Grâce à un financement du Programme pour les forêts (PROFOR), la Banque a soutenu l’élaboration de la première stratégie nationale pour le développement durable des oasis de Tunisie. Cette stratégie, approuvée par les autorités en 2014, s’articule autour des axes suivants : 1) restaurer les écosystèmes écologiques et environnementaux ; 2) rétablir les fonctions économiques et socioéconomiques des oasis ; 3) renforcer leurs fonctions socioculturelles et touristiques ; 4) améliorer les moyens de subsistance des communautés concernées ; et 5) déployer des mesures d’accompagnement.
La stratégie couvre plus de 80 oasis dans le désert tunisien et prévoit des dispositifs différents pour chacune d’entre elles, en fonction de leur biodiversité et des besoins spécifiques de leur population.

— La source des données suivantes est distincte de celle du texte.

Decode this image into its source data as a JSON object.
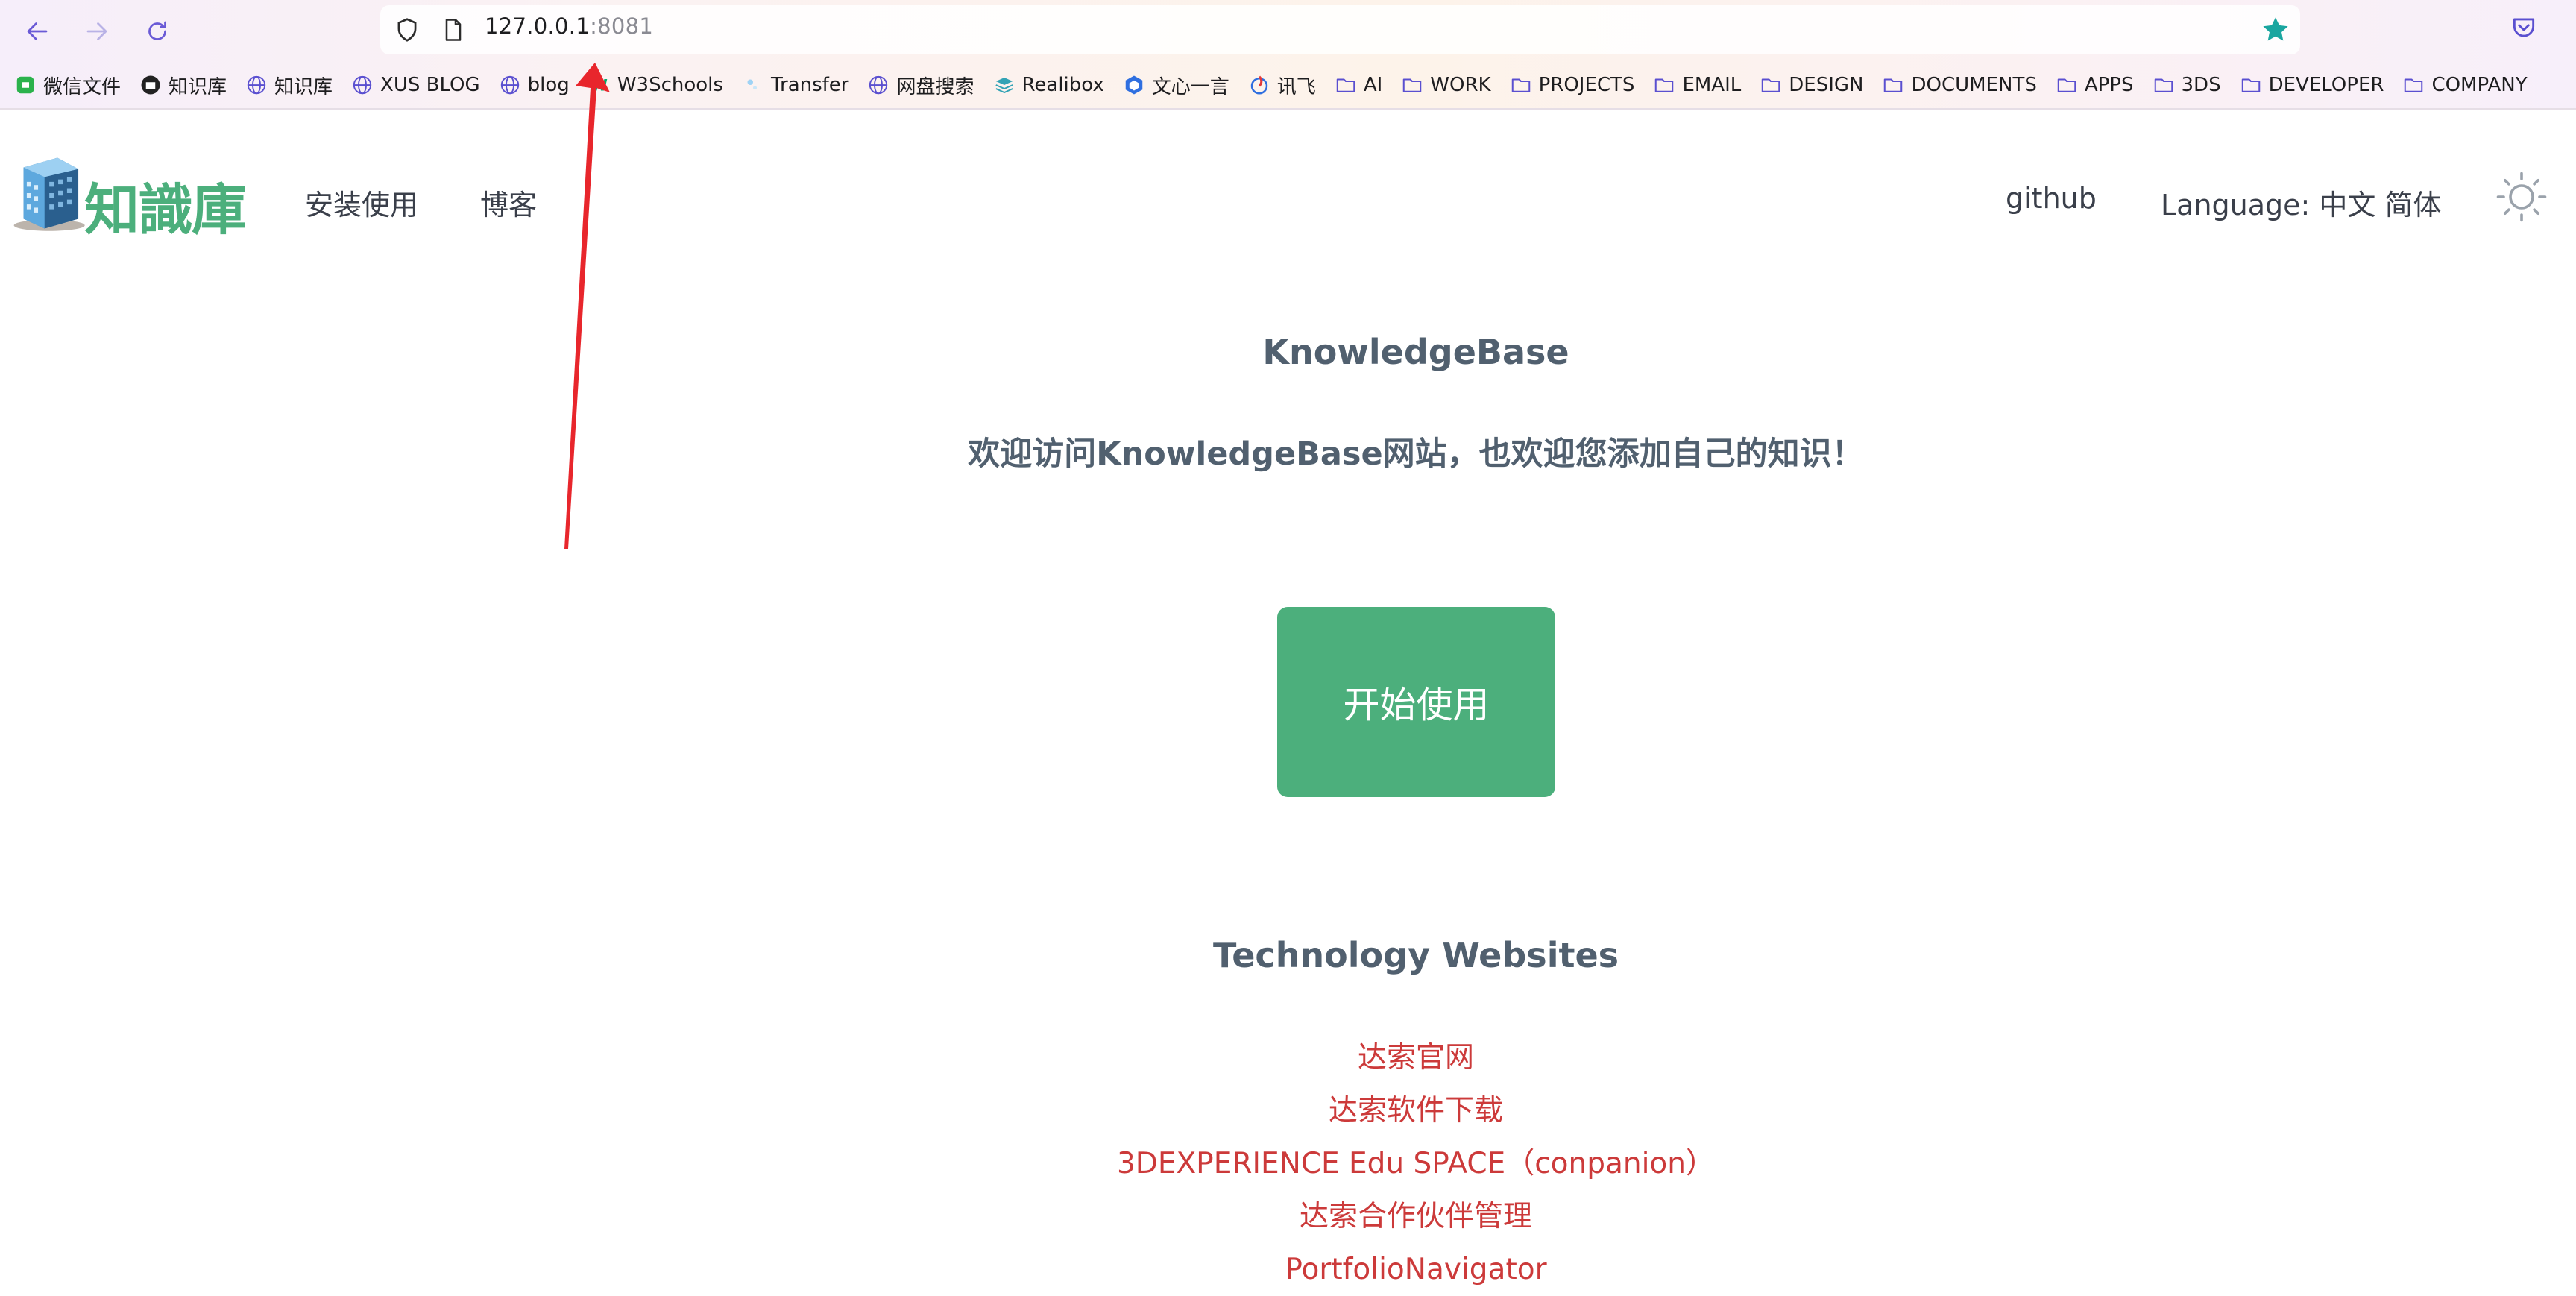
{
  "browser": {
    "url_host": "127.0.0.1",
    "url_port": ":8081",
    "bookmarks": [
      {
        "label": "微信文件",
        "icon": "wechat-files-icon"
      },
      {
        "label": "知识库",
        "icon": "knowledge-base-logo-icon"
      },
      {
        "label": "知识库",
        "icon": "globe-icon"
      },
      {
        "label": "XUS BLOG",
        "icon": "globe-icon"
      },
      {
        "label": "blog",
        "icon": "globe-icon"
      },
      {
        "label": "W3Schools",
        "icon": "w3schools-icon"
      },
      {
        "label": "Transfer",
        "icon": "transfer-icon"
      },
      {
        "label": "网盘搜索",
        "icon": "globe-icon"
      },
      {
        "label": "Realibox",
        "icon": "realibox-icon"
      },
      {
        "label": "文心一言",
        "icon": "wenxin-icon"
      },
      {
        "label": "讯飞",
        "icon": "xunfei-icon"
      },
      {
        "label": "AI",
        "icon": "folder-icon"
      },
      {
        "label": "WORK",
        "icon": "folder-icon"
      },
      {
        "label": "PROJECTS",
        "icon": "folder-icon"
      },
      {
        "label": "EMAIL",
        "icon": "folder-icon"
      },
      {
        "label": "DESIGN",
        "icon": "folder-icon"
      },
      {
        "label": "DOCUMENTS",
        "icon": "folder-icon"
      },
      {
        "label": "APPS",
        "icon": "folder-icon"
      },
      {
        "label": "3DS",
        "icon": "folder-icon"
      },
      {
        "label": "DEVELOPER",
        "icon": "folder-icon"
      },
      {
        "label": "COMPANY",
        "icon": "folder-icon"
      }
    ]
  },
  "site": {
    "brand": "知識庫",
    "nav": {
      "install": "安装使用",
      "blog": "博客",
      "github": "github",
      "language": "Language: 中文 简体"
    }
  },
  "main": {
    "title": "KnowledgeBase",
    "welcome": "欢迎访问KnowledgeBase网站，也欢迎您添加自己的知识！",
    "start_button": "开始使用",
    "tech_title": "Technology Websites",
    "links": [
      "达索官网",
      "达索软件下载",
      "3DEXPERIENCE Edu SPACE（conpanion）",
      "达索合作伙伴管理",
      "PortfolioNavigator"
    ]
  },
  "colors": {
    "brand_green": "#4caf7c",
    "link_red": "#cc3a3a",
    "heading_gray": "#51606f",
    "annotation_red": "#e8262c",
    "bookmark_star": "#1aa6a0"
  }
}
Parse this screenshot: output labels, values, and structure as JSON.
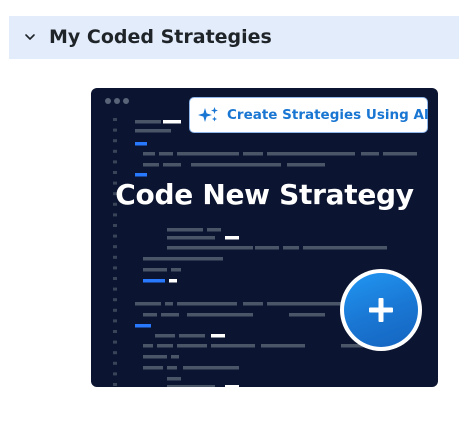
{
  "section": {
    "title": "My Coded Strategies",
    "expanded": true,
    "chevron_icon": "chevron-down-icon"
  },
  "card": {
    "title": "Code New Strategy",
    "ai_button_label": "Create Strategies Using AI",
    "ai_icon": "sparkles-icon",
    "add_icon": "plus-icon",
    "colors": {
      "card_background": "#0b1430",
      "accent_blue": "#1976d2",
      "header_background": "#e3ecfb"
    }
  }
}
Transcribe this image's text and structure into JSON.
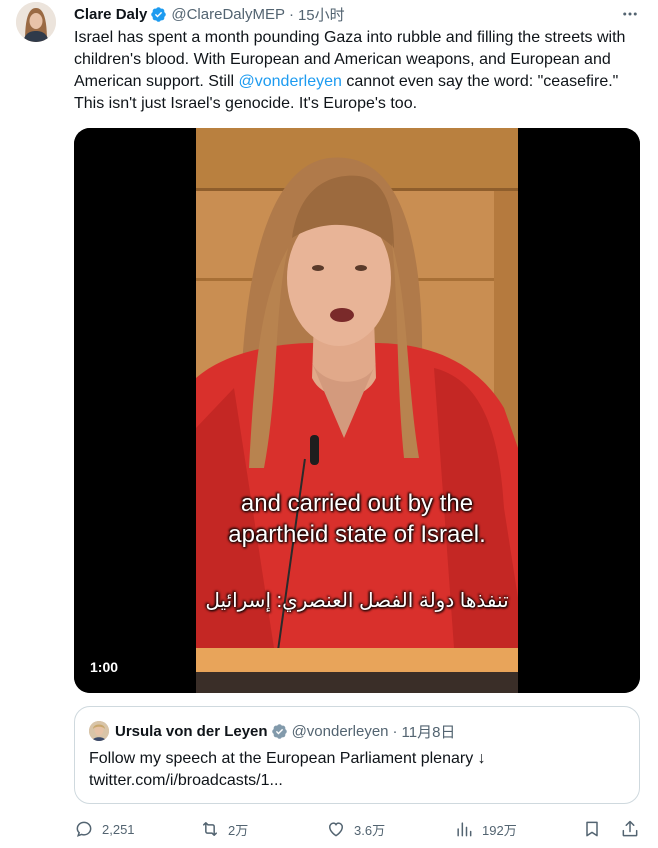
{
  "tweet": {
    "author_name": "Clare Daly",
    "handle": "@ClareDalyMEP",
    "separator": "·",
    "time": "15小时",
    "more_icon": "more-icon",
    "text_part1": "Israel has spent a month pounding Gaza into rubble and filling the streets with children's blood. With European and American weapons, and European and American support. Still ",
    "mention": "@vonderleyen",
    "text_part2": " cannot even say the word: \"ceasefire.\" This isn't just Israel's genocide. It's Europe's too."
  },
  "video": {
    "caption_en": "and carried out by the apartheid state of Israel.",
    "caption_ar": "تنفذها دولة الفصل العنصري: إسرائيل",
    "duration": "1:00"
  },
  "quoted_tweet": {
    "author_name": "Ursula von der Leyen",
    "handle": "@vonderleyen",
    "separator": "·",
    "date": "11月8日",
    "text": "Follow my speech at the European Parliament plenary ↓",
    "link": "twitter.com/i/broadcasts/1..."
  },
  "actions": {
    "replies": "2,251",
    "retweets": "2万",
    "likes": "3.6万",
    "views": "192万"
  },
  "colors": {
    "accent": "#1d9bf0",
    "secondary_text": "#536471",
    "border": "#cfd9de",
    "primary_text": "#0f1419"
  }
}
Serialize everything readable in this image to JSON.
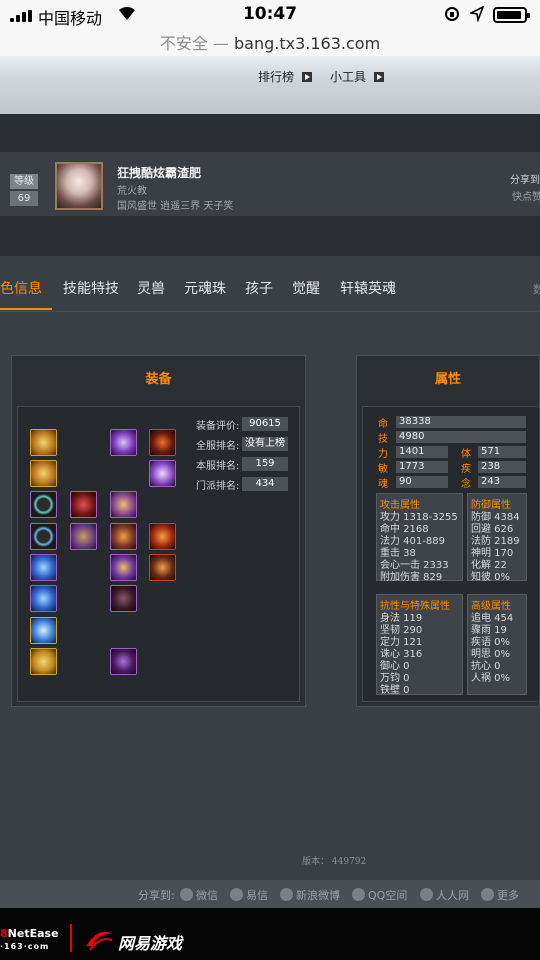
{
  "status_bar": {
    "carrier": "中国移动",
    "time": "10:47"
  },
  "url_bar": {
    "insecure": "不安全",
    "separator": "—",
    "domain": "bang.tx3.163.com"
  },
  "top_links": [
    "排行榜",
    "小工具"
  ],
  "profile": {
    "level_label": "等级",
    "level": "69",
    "name": "狂拽酷炫霸渣肥",
    "sect": "荒火教",
    "server": "国风盛世 逍遥三界 天子笑",
    "share": "分享到",
    "quick": "快点赞"
  },
  "tabs": [
    "色信息",
    "技能特技",
    "灵兽",
    "元魂珠",
    "孩子",
    "觉醒",
    "轩辕英魂"
  ],
  "tab_extra": "数",
  "equip_panel": {
    "title": "装备",
    "eval_rows": [
      {
        "label": "装备评价:",
        "value": "90615"
      },
      {
        "label": "全服排名:",
        "value": "没有上榜"
      },
      {
        "label": "本服排名:",
        "value": "159"
      },
      {
        "label": "门派排名:",
        "value": "434"
      }
    ]
  },
  "attr_panel": {
    "title": "属性",
    "main_stats": [
      {
        "key": "命",
        "value": "38338"
      },
      {
        "key": "技",
        "value": "4980"
      }
    ],
    "pair_stats": [
      {
        "k1": "力",
        "v1": "1401",
        "k2": "体",
        "v2": "571"
      },
      {
        "k1": "敏",
        "v1": "1773",
        "k2": "疾",
        "v2": "238"
      },
      {
        "k1": "魂",
        "v1": "90",
        "k2": "念",
        "v2": "243"
      }
    ],
    "attack": {
      "title": "攻击属性",
      "lines": [
        "攻力 1318-3255",
        "命中 2168",
        "法力 401-889",
        "重击 38",
        "会心一击 2333",
        "附加伤害 829"
      ]
    },
    "defense": {
      "title": "防御属性",
      "lines": [
        "防御 4384",
        "回避 626",
        "法防 2189",
        "神明 170",
        "化解 22",
        "知彼 0%"
      ]
    },
    "resist": {
      "title": "抗性与特殊属性",
      "lines": [
        "身法 119",
        "坚韧 290",
        "定力 121",
        "诛心 316",
        "御心 0",
        "万钧 0",
        "铁壁 0"
      ]
    },
    "advanced": {
      "title": "高级属性",
      "lines": [
        "追电 454",
        "骤雨 19",
        "疾语 0%",
        "明思 0%",
        "抗心 0",
        "人祸 0%"
      ]
    }
  },
  "version": "版本： 449792",
  "share_bar": {
    "label": "分享到:",
    "items": [
      "微信",
      "易信",
      "新浪微博",
      "QQ空间",
      "人人网",
      "更多"
    ]
  },
  "footer": {
    "brand": "NetEase",
    "sub": "·163·com",
    "slogan": "网易游戏"
  },
  "colors": {
    "accent": "#ff8a00",
    "gold_slot": "#d3a22b",
    "purple_slot": "#a060c8"
  }
}
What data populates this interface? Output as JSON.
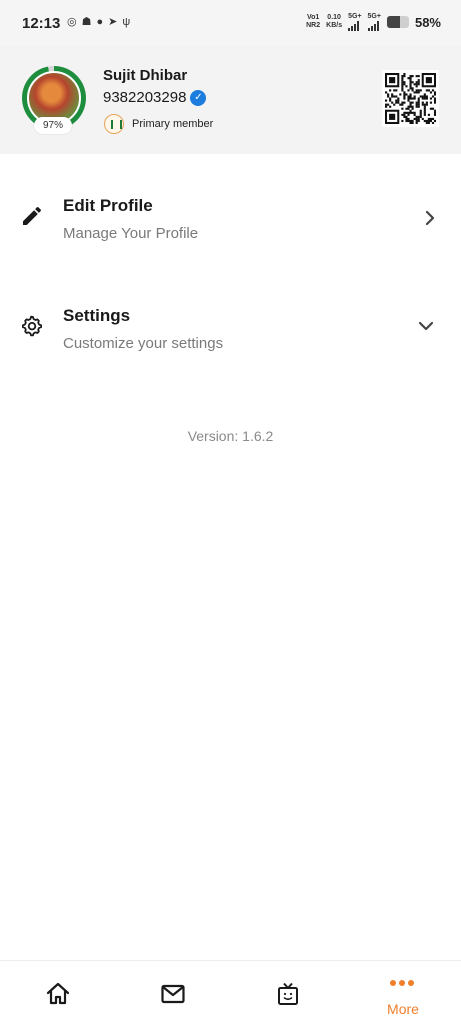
{
  "status_bar": {
    "time": "12:13",
    "left_icons": [
      "instagram-icon",
      "snapchat-icon",
      "chat-icon",
      "telegram-icon",
      "usb-icon"
    ],
    "volte": "Vo1",
    "nr": "NR2",
    "speed_value": "0.10",
    "speed_unit": "KB/s",
    "network1": "5G+",
    "network2": "5G+",
    "battery_percent": "58%",
    "battery_level": 0.58
  },
  "profile": {
    "name": "Sujit Dhibar",
    "phone": "9382203298",
    "completion": "97%",
    "completion_value": 0.97,
    "member_type": "Primary member",
    "ring_color": "#1e8e3e",
    "verified_color": "#1d7ddf"
  },
  "menu": {
    "edit_profile": {
      "title": "Edit Profile",
      "subtitle": "Manage Your Profile",
      "icon": "pencil-icon",
      "chevron": "chevron-right-icon"
    },
    "settings": {
      "title": "Settings",
      "subtitle": "Customize your settings",
      "icon": "gear-icon",
      "chevron": "chevron-down-icon"
    }
  },
  "version_text": "Version: 1.6.2",
  "bottom_nav": {
    "items": [
      {
        "icon": "home-icon",
        "label": ""
      },
      {
        "icon": "mail-icon",
        "label": ""
      },
      {
        "icon": "news-icon",
        "label": ""
      },
      {
        "icon": "more-dots-icon",
        "label": "More",
        "active": true
      }
    ],
    "accent_color": "#f07f2b"
  }
}
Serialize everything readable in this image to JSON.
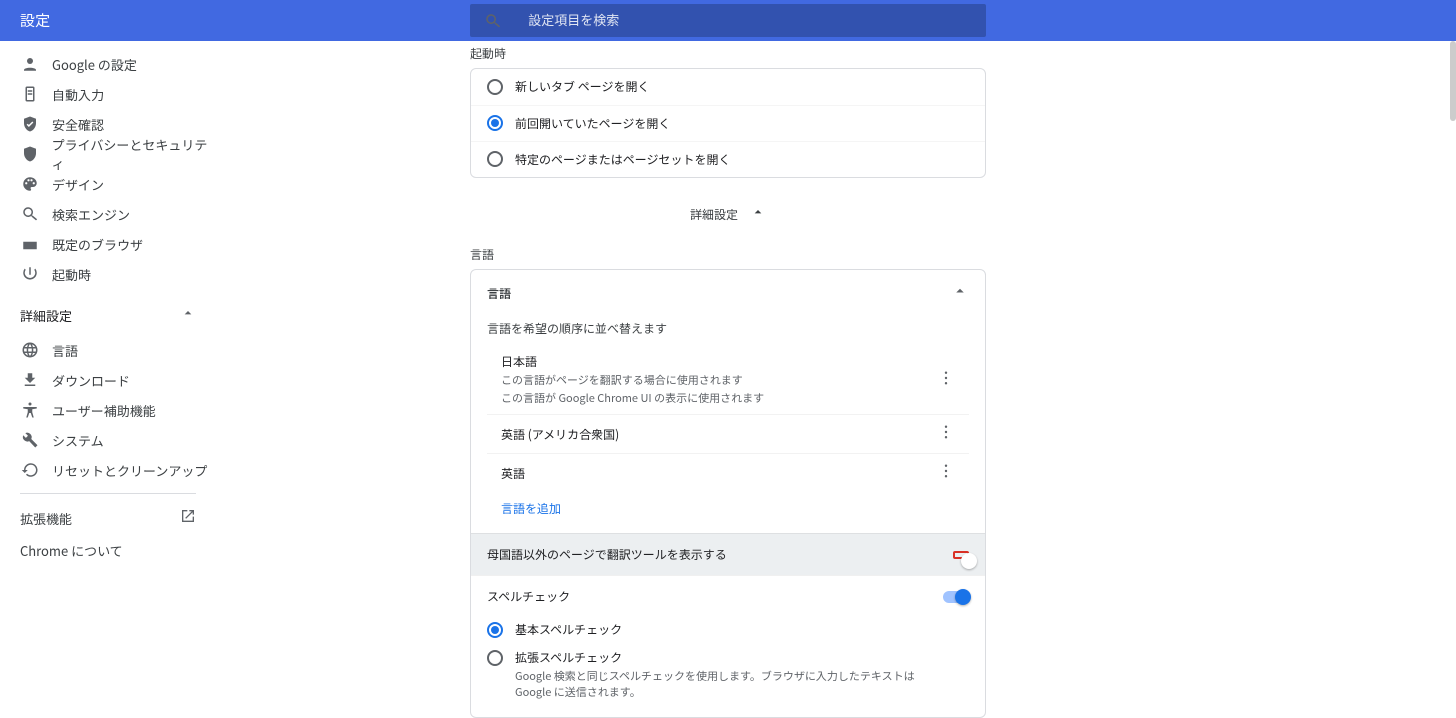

Elle intègre également la question du chômage des femmes et des jeunes, particulièrement élevé dans les communautés oasiennes. Alors que le taux de chômage tourne autour des 15 % à l’échelon national, il atteint ou dépasse 30 % chez les jeunes et les femmes en milieu rural.
Créer des emplois en augmentant la production des palmiers dattiers
La revitalisation des traditions et la gestion des ressources naturelles sont deux aspects essentiels pour s’atteler à la résolution de la crise du chômage dans les oasis. En recourant à des pratiques de compostage et de gestion de l’eau optimisées, par exemple, il est possible d’améliorer les rendements et d’augmenter la production des palmiers dattiers.
« La stratégie nationale pour le développement durable des oasis est un instrument pivot pour installer une bonne dynamique », explique Taoufiq Bennouna. « Notre objectif est d’aider les institutions tunisiennes et nos partenaires à soutenir les traditions et les moyens de subsistance des communautés oasiennes pour faire en sorte qu’elles parviennent à faire face à la désertification et au changement climatique. »
Cette stratégie a été adoptée parallèlement au lancement du Projet sur la gestion durable des écosystèmes oasiens, une opération expérimentale de la Banque mondiale qui place le citoyen au cœur du processus de décision.
Près de 4 000 ménages seront concernés par le projet, dont les initiatives seront coordonnées par des organisations de la société civile locales et mises en œuvre dans six oasis sélectionnées : l’oasis littorale de Zarat, dans le gouvernorat de Gabès (400 ménages) ; l’oasis continentale de Noueil, dans le gouvernorat de Kébili (500 ménages) ; l’oasis de montagne d’El Guettar, dans le gouvernorat de Gafsa (2 700 ménages) ; et un groupe de trois oasis de montagne, Tameghza, Chebika et Midès, dans le gouvernorat de Tozeur (500 ménages).
Une cinquantaine de microprojets ont été entrepris, qui portent sur le nettoyage des oasis, le compostage des déchets des palmiers et le rajeunissement des palmeraies. Emblème de la vie dans le désert, le palmier est une ressource renouvelable devenue aujourd’hui vulnérable, et sa réhabilitation permettra de jeter les bases de la résilience.
Les communautés locales ont demandé de pouvoir disposer d’une panoplie technologique de pratiques « intelligentes » qui les aident à mieux gérer leurs ressources naturelles. Elles ont aussi sollicité une aide pour améliorer leur accès à l’eau potable et pour renforcer les opérations de marketing autour de leur production de miel et de confiture à base de dattes, dans le but de recréer des emplois dans les oasis.